Ye Qinian’s face turned ashen; he raised his eyes and fixed them on Old Meng, and for an instant murderous intent flickered through him. This old man had long since stopped wanting to live—perhaps he ought to grant him his wish.
Why did he keep this old man around—there were times even he himself couldn’t quite say. They had never truly been friends; in his heart of hearts, he didn’t believe he needed a friend at all. Perhaps he simply treated Old Meng as another version of himself, telling him the secrets in his heart the way one might talk to oneself. If not for this, he might well have gone mad. This old man knew too many of his secrets; perhaps one day he would kill him too, the way one might kill another self. He knew that Old Meng often deliberately provoked him with his words, as if he were tired not only of the world outside Little Peach Spring, but of Little Peach Spring itself, and so kept needling him, pressing on his sore spots, hoping to give him a reason to finally strike.

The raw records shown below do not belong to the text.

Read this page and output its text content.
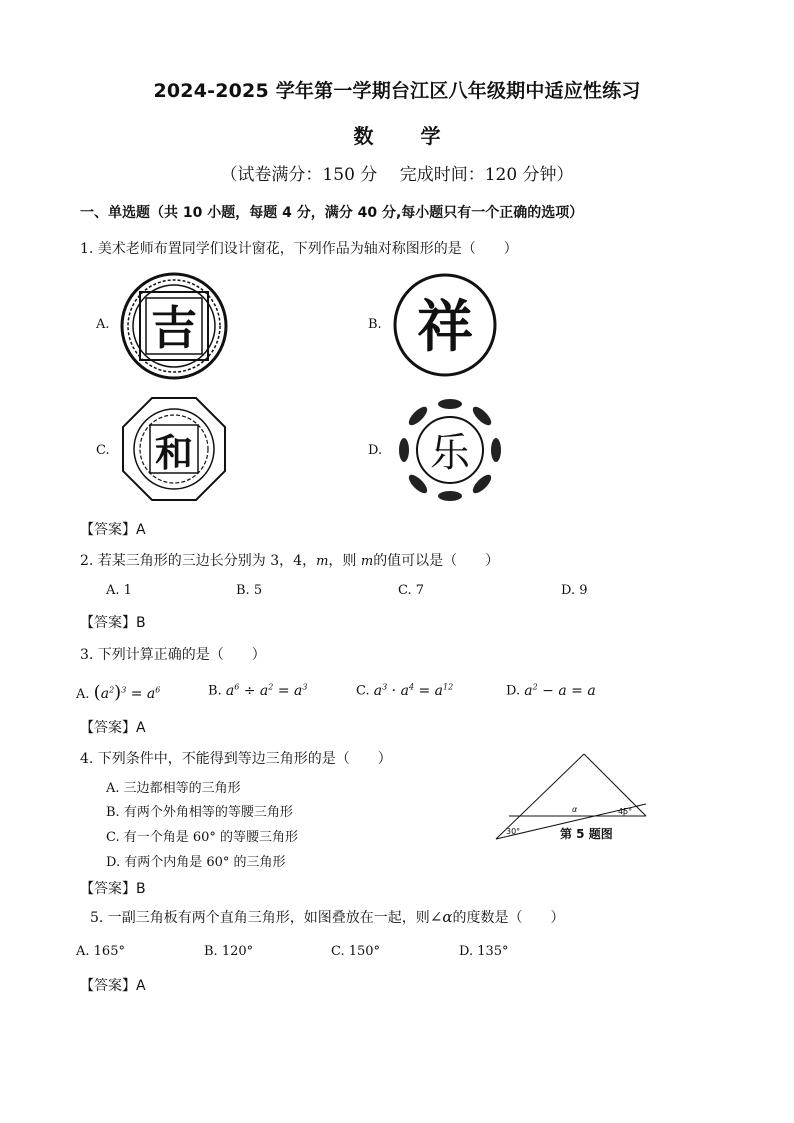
2024-2025 学年第一学期台江区八年级期中适应性练习
数 学
（试卷满分：150 分　 完成时间：120 分钟）
一、单选题（共 10 小题，每题 4 分，满分 40 分,每小题只有一个正确的选项）
1. 美术老师布置同学们设计窗花，下列作品为轴对称图形的是（　　）
A. 吉	B. 祥
C. 和	D. 乐
【答案】A
2. 若某三角形的三边长分别为 3，4，m，则 m的值可以是（　　）
A. 1	B. 5	C. 7	D. 9
【答案】B
3. 下列计算正确的是（　　）
A. $(a^2)^3 = a^6$	B. $a^6 \div a^2 = a^3$	C. $a^3 \cdot a^4 = a^{12}$	D. $a^2 - a = a$
【答案】A
4. 下列条件中，不能得到等边三角形的是（　　）
A. 三边都相等的三角形
B. 有两个外角相等的等腰三角形
C. 有一个角是 60° 的等腰三角形
D. 有两个内角是 60° 的三角形
【答案】B
30°
45°
α
第 5 题图
5. 一副三角板有两个直角三角形，如图叠放在一起，则∠α的度数是（　　）
A. 165°	B. 120°	C. 150°	D. 135°
【答案】A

“What else was I to do—sink into numb grief over my dead daughter? Or hide away like you, deceiving myself into thinking I could escape the mortal world and forget everything?”

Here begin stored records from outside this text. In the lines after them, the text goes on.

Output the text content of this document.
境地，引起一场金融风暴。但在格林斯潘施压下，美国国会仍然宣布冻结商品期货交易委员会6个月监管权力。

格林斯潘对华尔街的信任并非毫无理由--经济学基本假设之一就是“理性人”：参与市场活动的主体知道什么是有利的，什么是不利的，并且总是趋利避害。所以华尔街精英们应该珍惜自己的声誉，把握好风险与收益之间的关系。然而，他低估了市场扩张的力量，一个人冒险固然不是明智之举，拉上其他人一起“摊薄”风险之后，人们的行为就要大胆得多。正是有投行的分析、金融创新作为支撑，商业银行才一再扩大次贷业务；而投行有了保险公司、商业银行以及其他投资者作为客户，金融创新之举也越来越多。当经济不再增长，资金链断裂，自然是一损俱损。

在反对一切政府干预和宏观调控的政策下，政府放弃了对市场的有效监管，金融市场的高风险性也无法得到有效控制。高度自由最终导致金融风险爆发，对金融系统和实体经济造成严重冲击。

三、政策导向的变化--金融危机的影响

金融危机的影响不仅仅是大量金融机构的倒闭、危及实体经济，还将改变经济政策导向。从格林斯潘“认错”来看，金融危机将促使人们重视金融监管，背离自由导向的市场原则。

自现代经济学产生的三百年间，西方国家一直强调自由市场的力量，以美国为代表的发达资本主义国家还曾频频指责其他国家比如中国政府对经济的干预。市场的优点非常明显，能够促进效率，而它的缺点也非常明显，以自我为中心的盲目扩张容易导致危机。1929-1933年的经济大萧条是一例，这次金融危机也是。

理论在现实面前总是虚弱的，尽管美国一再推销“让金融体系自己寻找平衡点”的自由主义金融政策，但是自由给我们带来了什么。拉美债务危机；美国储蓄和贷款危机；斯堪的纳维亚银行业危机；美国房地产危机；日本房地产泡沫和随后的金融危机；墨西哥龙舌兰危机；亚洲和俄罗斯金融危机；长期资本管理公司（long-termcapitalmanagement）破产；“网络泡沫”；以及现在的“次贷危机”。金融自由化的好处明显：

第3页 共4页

“What use is revenge fueled by poisoned resentment?”
“I want to kill them—not for private revenge, but so they can no longer lure young people astray.”
“Young people—do you think they’re so easily fooled? Perhaps Ye Tao and Chen Qianli chose that other path precisely because they didn’t want to be fooled.”
“They brought it on themselves!” Ye Qinian was nearly screaming now. “There are only two roads before them—one leads to life, the other to death. China’s fate, the fate of these young people, Ye Tao’s fate too—there is no third road. But they killed Ye Tao—the Communists killed Ye Tao, and they will pay for it.”
Old Meng cut him off: “Young people, given time, even if they take a wrong turn for a while, will still find their way back to the right path eventually. It’s people like you and me who, wielding grand and righteous banners, fight and scheme against each other only for the sake of power. To kill their ideals, you go and kill the young people themselves—you kill Ye Tao. Those consumed by burning ambition, who take pleasure in cunning and scheming, will in the end be devoured by it themselves. All these years you’ve lost your wife, lost your daughter—perhaps it’s time you reflected on yourself.”
“Shut up!” Ye Qinian roared, then lowered his voice again. “A man cultivates himself in order to live well, not to seek death. You went and joined the Third Party’s activities afterward, and out of old friendship, I pulled you out of it. I thought that living here in Little Peach Spring, you’d gradually mellow, but instead you’re still just as rebellious, still working against us. You call it a hunger for power—I call it caring for the world. What’s the difference? Who makes the laws? Who commands the armies? Who is master of this land? What do you think those people are? What do you think the people outside Little Peach Spring are? Heaven and earth are without benevolence, treating all things as straw dogs. The strong show no mercy—whoever pities themselves becomes the straw dog!”
Ye Qinian grew calm again. He thought to himself that he would soon have Secretary Ma send someone to keep watch on Little Peach Spring.